Q: Que risque Froome?
R: Le Britannique n'est pas suspendu dans l'immédiat, le règlement antidopage de l'UCI n'imposant pas de suspension provisoire pendant la procédure d'enquête pour le salbutamol. Si l'UCI considère au terme de son enquête qu'une infraction a été commise, le dossier sera transmis à son tribunal antidopage qui dira si le coureur est coupable ou non et fixera l'éventuelle sanction. De fait, il sera privé de son titre sur la Vuelta 2017, une peine automatique.

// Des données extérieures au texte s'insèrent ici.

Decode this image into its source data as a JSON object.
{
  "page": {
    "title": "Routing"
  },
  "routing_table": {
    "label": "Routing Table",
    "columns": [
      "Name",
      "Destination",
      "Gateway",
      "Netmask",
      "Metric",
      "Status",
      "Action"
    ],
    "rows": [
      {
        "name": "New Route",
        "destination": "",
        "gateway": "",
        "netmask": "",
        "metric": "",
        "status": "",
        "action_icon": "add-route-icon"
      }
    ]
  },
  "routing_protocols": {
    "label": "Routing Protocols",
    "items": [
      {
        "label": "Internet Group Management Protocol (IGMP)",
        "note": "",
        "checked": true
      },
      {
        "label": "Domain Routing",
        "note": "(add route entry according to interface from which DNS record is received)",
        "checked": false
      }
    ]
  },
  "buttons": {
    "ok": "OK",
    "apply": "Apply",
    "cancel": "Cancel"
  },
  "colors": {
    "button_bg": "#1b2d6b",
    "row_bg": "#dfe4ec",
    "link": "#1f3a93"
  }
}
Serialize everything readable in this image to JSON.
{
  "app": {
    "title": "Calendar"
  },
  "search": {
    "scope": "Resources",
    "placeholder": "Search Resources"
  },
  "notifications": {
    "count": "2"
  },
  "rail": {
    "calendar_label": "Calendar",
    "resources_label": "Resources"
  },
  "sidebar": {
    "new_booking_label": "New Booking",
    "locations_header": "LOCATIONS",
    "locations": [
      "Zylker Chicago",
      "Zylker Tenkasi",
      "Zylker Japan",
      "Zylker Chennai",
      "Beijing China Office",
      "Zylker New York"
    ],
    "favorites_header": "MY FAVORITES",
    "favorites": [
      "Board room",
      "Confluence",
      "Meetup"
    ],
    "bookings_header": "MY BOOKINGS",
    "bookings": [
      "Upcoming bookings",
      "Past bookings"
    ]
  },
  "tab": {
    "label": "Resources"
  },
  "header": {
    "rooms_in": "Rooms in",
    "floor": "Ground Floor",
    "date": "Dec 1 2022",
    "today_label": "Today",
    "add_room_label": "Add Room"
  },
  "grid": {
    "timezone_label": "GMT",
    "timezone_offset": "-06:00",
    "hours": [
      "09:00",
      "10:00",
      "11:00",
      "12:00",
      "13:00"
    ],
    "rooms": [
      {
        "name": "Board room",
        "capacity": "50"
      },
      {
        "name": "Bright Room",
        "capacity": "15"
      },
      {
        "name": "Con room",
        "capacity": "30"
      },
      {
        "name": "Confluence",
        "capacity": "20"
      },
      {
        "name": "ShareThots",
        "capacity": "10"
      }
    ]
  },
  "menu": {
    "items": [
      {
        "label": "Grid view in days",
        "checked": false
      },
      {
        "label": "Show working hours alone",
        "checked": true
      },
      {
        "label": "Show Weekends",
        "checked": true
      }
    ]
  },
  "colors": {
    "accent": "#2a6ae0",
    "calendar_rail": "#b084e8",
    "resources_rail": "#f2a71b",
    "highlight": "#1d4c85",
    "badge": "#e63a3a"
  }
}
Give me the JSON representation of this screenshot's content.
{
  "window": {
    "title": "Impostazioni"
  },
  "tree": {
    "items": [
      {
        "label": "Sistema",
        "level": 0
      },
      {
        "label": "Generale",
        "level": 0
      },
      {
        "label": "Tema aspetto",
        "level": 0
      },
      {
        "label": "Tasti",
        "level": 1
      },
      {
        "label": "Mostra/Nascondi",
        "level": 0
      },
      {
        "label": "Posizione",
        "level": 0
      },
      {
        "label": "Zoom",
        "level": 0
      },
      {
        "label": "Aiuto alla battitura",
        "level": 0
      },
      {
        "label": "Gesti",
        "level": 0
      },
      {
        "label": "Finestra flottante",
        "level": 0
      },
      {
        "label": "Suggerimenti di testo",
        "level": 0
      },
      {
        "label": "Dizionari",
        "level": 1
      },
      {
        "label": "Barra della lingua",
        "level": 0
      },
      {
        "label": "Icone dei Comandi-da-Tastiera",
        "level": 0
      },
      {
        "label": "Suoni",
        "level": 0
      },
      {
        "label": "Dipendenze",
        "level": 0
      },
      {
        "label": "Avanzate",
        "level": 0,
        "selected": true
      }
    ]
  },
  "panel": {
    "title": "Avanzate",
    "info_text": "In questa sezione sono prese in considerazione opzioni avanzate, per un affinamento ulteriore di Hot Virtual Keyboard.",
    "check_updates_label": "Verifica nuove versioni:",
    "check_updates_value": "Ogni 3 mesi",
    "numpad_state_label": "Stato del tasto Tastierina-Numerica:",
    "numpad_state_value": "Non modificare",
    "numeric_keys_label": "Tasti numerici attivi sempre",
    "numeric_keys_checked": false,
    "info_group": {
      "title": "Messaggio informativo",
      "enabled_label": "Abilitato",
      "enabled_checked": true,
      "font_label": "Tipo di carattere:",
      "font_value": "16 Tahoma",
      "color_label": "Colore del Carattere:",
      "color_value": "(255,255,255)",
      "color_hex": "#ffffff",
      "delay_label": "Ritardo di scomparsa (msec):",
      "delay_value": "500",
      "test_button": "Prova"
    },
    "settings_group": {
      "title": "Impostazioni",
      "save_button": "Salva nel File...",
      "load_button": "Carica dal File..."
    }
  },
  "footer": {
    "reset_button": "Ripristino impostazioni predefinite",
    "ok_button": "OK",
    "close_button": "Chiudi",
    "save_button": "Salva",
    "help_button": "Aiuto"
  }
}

D'après le règlement de l'UCI, pour une substance comme le salbutamol, la suspension est de deux ans, sauf s'il est démontré que le coureur a triché intentionnellement, ce qui porte la durée à quatre ans. En revanche, si le coureur démontre l'absence de faute ou de négligence, la période de suspension peut être réduite, voire nulle. En principe, la suspension démarre au moment où elle est prononcée, ce qui peut priver Froome du Giro et du Tour de France 2018. Il pourrait faire appel devant le tribunal arbitral du sport (TAS) et demander que la sanction soit suspendue, sans garantie.
Q: Y'a-t-il des précédents ?
R: Contrôlé positif sur le Giro en 2014, l'Italien Diego Ulissi avait écopé de neuf mois de suspension. Le niveau de salbutamol s'élevait pour lui à 1900 ng/ml, un peu moins que Froome. Un autre italien, Alessandro Petacchi, contrôlé positif sur le Giro 2007, avait écopé d'un an de suspension devant le TAS un an plus tard. Son niveau s'élevait à 1320 ng/ml. Le tribunal avait tenu compte de l'absence de "faute significative ou négligence".